スーツのスタイルはシングル・ダブルどちらでも着用頂けます。
スリーピースは、中のベストも黒にします。ワイシャツは必ず白を着用、ネクタイは黒無地(タイピンは不可)ベルト、靴下、靴も黒で統一させて下さい。

和装

羽二重(黒無地)の五つ紋付き(背・両袖後側・両胸の5箇所に家紋が入った着物)と羽織に、仙台平の袴を着用し、襦袢(着物の下に着る肌着のような薄い着物)は羽二重の白か鼠色で、足袋は白か黒に、草履は黒の鼻緒のものを着用するようにしてください。

女性の喪服


洋装

黒のフォーマルドレス、(ワンピースでも可)アンサンブルのいずれかを着用します。
露出はなるべく避け、夏でも長めの袖口で、襟元は胸の開いたものは避けるようにしましょう。

スカート丈もひざが隠れる程度の丈がオススメです。
特に高身長の方は丈が短くなりやすいため、
試着して丈感が合うかどうかをチェックしたいところです。

和装

黒無地の五つ紋付きに丸帯を着用する事が正式な和装喪服とされています。
生地は『黒無地染め抜き』または『一越ちりめん』、夏は『絽』を着用します。
羽織は基本的に着用せず、足袋と襦袢は白とし、草履、帯揚げ、小物は黒で統一します。

装飾品の着用において

基本的に通夜や葬儀には装飾品は着用しません。
特に遺族の方は結婚指輪以外のものは、付けないようにしましょう。 付けるとしても真珠のネックレス程度のものにしておきます。
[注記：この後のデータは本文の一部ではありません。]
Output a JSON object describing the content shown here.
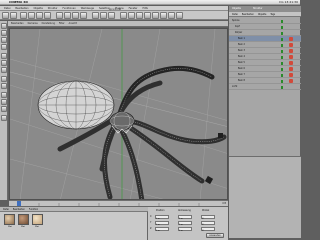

(真珠の2連ネックレスは避けましょう。)
メイクや口紅も薄めに、ノーメイクは常識外です。マニキュアも赤は避けて下さい。

子どもの喪服

子供は学生であれば学校の制服を着用し、
制服が無ければ黒、紺、グレーの地味な色の服を着用します。
小さな男のお子様であれば、
ブレザーに白シャツにズボン、

女のお子様であれば、
ブレザーに、白ブラウス、スカートかワンピースを着用させて下さい。

子供においても同様で小物類や靴は黒で統一するようにしましょう。


喪服の貸衣装

悲報とは、突然の知らせが多い為、喪服の用意が出来ない時もありますが、そのような場合は、貸衣装を利用する事も出来ます。貸衣装業者などでも喪服は取り扱っていますが、葬儀を依頼する際の葬儀社でも喪服の貸衣装の受付を行っています。
貸衣装をレンタルする場合は、靴や鞄などセットに入っていないものもある為、セット内容を確認しておきましょう。和装の貸衣装の場合においては、自分の家紋を伝える事を忘れないようにしてください。